Петербургский театр "Приют комедианта" показал нового "Гамлета" в постановке известного режиссера и педагога Вениамина Фильштинского. Наряду с "Тремя товарищами" Анатолия Праудина и "Московским хором" Игоря Коняева - Льва Додина он составил тройку лучших спектаклей сезона.
Альянс режиссера и театра начался два года назад. Появление в афише "Беспокойного танго" Фильштинского по пьесе "Мать" Чапека, трактованной как семейная история вне политики, придало театру недостающую ему художественную основательность.
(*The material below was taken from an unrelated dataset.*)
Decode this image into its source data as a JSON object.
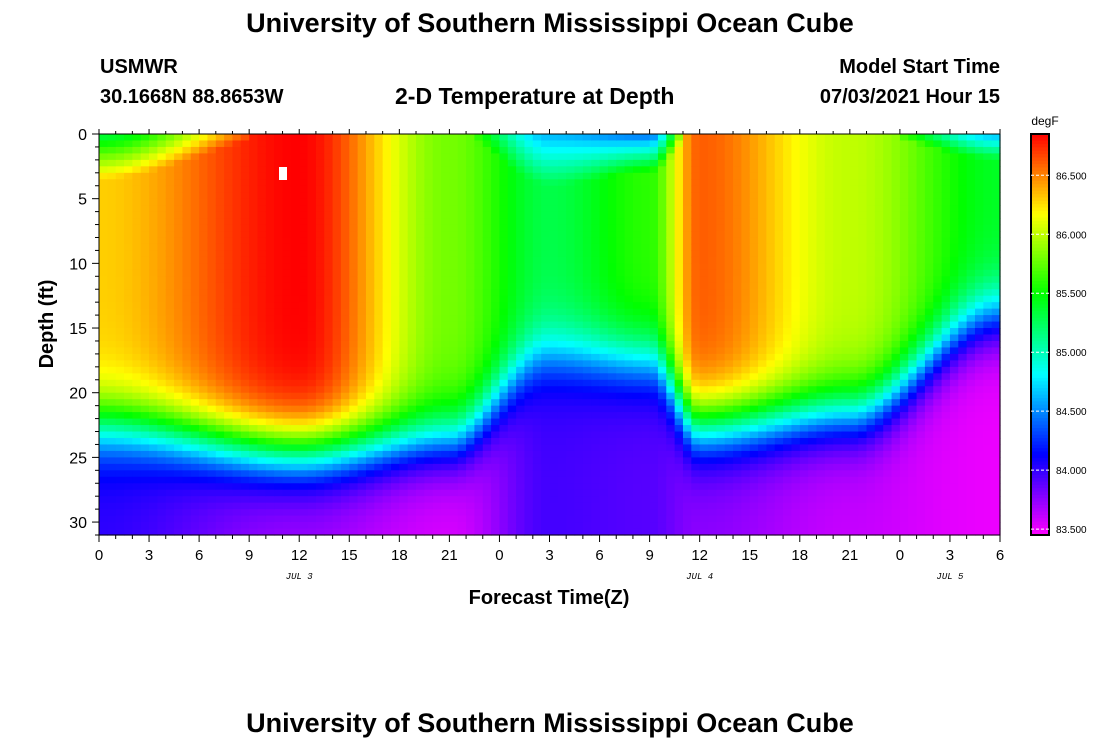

Ни один другой спектакль "Приюта" не мог похвалиться таким подробным разбором текста и внятностью мизансцен. Эти же достоинства отличают и "Гамлета" Фильштинского - это тоже чисто семейная история. Она начинается с угла, буквально. В первой сцене герой актера Александра Баргмана сидит в углу, образованном двумя белыми стенами, бесполезно перебирая книги и конспекты, вспоминая строки из монолога шекспировского Гамлета.
У Гамлета нет времени на монологи. Исключение сделано только для знаменитого "Быть или не быть": этот стихотворный текст герой случайно находит в студенческих конспектах. Он просто не может выбрать "не быть", не может не действовать. Персонаж Александра Баргмана живет в бешеном ритме, и любое вынужденное промедление доводит его до состояния нервного срыва. Его не слишком шокирует, что отец его явится на землю после смерти: угол Гамлета сразу после встречи с Призраком (Виктор Михайлов) превращается в боевой штаб.
Действие больше походило бы на драму, чем на трагедию, если бы не Клавдий в исполнении Михаила Вассербаума. Артист сыграл уникальный персонаж: образец недостойного человека, у которого словно усекли всякие душевные стремления и порывы. В сцене молитвы он вдруг осознает, что нелепо произносить: "Прости мне, Господи, убийство брата". Но не потому нелепо, что братоубийство мучает Клавдия, а потому, что он не в силах отказаться от трофеев, добытых преступлением. Эта глыба наморщивает складки лба и беспомощно хлопает глазами. И выход находит только один - новое убийство.
Существование Клавдия делает бессмысленными любые проповеди. Поэтому воинственный Гамлет выглядит полководцем без армии: как-то не ощущается за ним той народной любви, которой так боится король Клавдий (и ирония Могильщика выглядит очень уместной). Так что события дуэли предрешены. Она поставлена как бесконтактный поединок - рапиры Лаэрта и Гамлета направлены в сторону зала.